Muhammed, Arap dinini büyük ölçüde çok tanrılı bir kurumdan, esas olarak tek tanrılı bir kurguya dönüştürdü. İslam'ın başından beri, İslam'ın başlaması, İslam'ın tek bir tanrının varlığını vaaz eder. tanrıların çokluğu.
Muhammed’den önce, Arap Yarımadası kıyılar ve nehirler boyunca göreceli olarak bağımsız şehirlerden oluşuyordu. Yarımadanın merkezindeki çölde göçebe kabileler yaşıyordu. Bu coğrafi ve politik bölünme aynı zamanda dini bölünmeye de yol açtı; her şehir daha geniş alanları etkileyen daha fazla tanrı ve tanrıçaya ek olarak kendi tanrı ve tanrıça panteonlarına sahipti. Örneğin Mekke'de, 360 yerel ve bölgesel tanrı imajını barındıran Kabe adlı bir bina vardı. Bu çok tanrılı karışımda, bazı Hristiyan ve Yahudi toplulukları da vardı. İslam'da bu zaman dilimine "el-cahiliyya" veya "cehaletin çağı veya durumu" denir.

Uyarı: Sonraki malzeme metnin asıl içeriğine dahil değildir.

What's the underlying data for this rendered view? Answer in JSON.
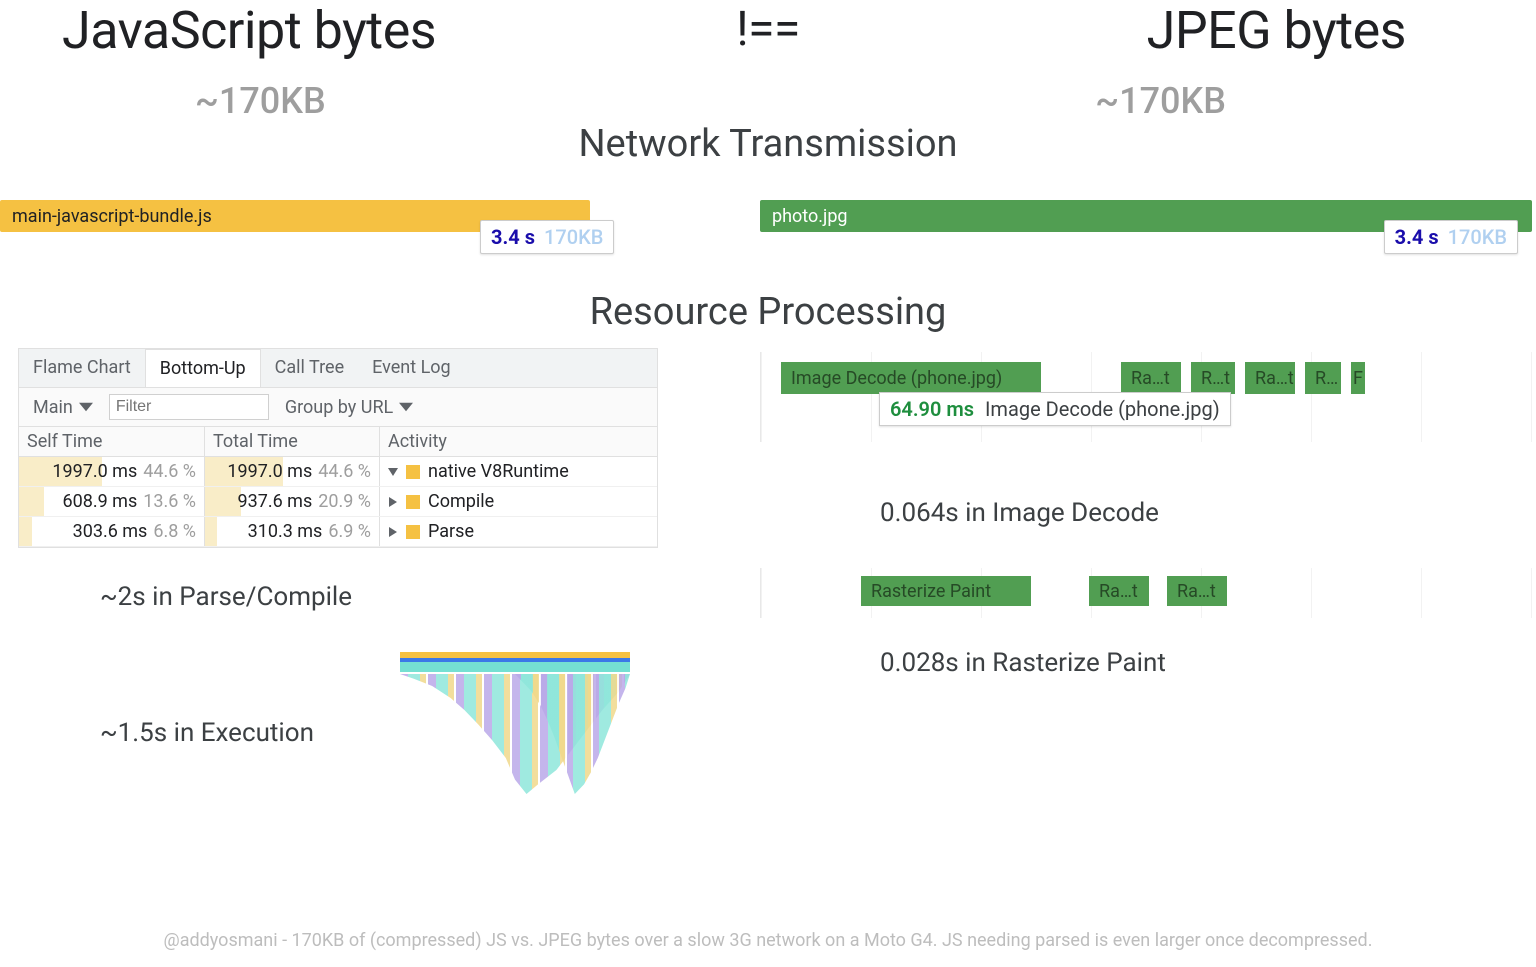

Hıristiyanlık ve Musevilik gibi, Muhammed'in dini İslam da tek tanrılıydı. Başlangıçta, Mekke'deki yerel otoriteler yeni dini kabul etmedi, yerel tanrıları rahatsız edeceğinden ve iş ve hac trafiğinde bir düşüş yaratacağından korkuyordu. Bununla birlikte, din hem yeni inananları ikna ederek hem de fetihle hızla yayılmaya başladı. Muhammed'in yaşamının sonuna gelindiğinde, Arap Yarımadası'nın tamamı Müslüman kontrolü altındaydı ve o bölgede yaşayan insanlar büyük ölçüde tek tanrılı Müslümanlardı.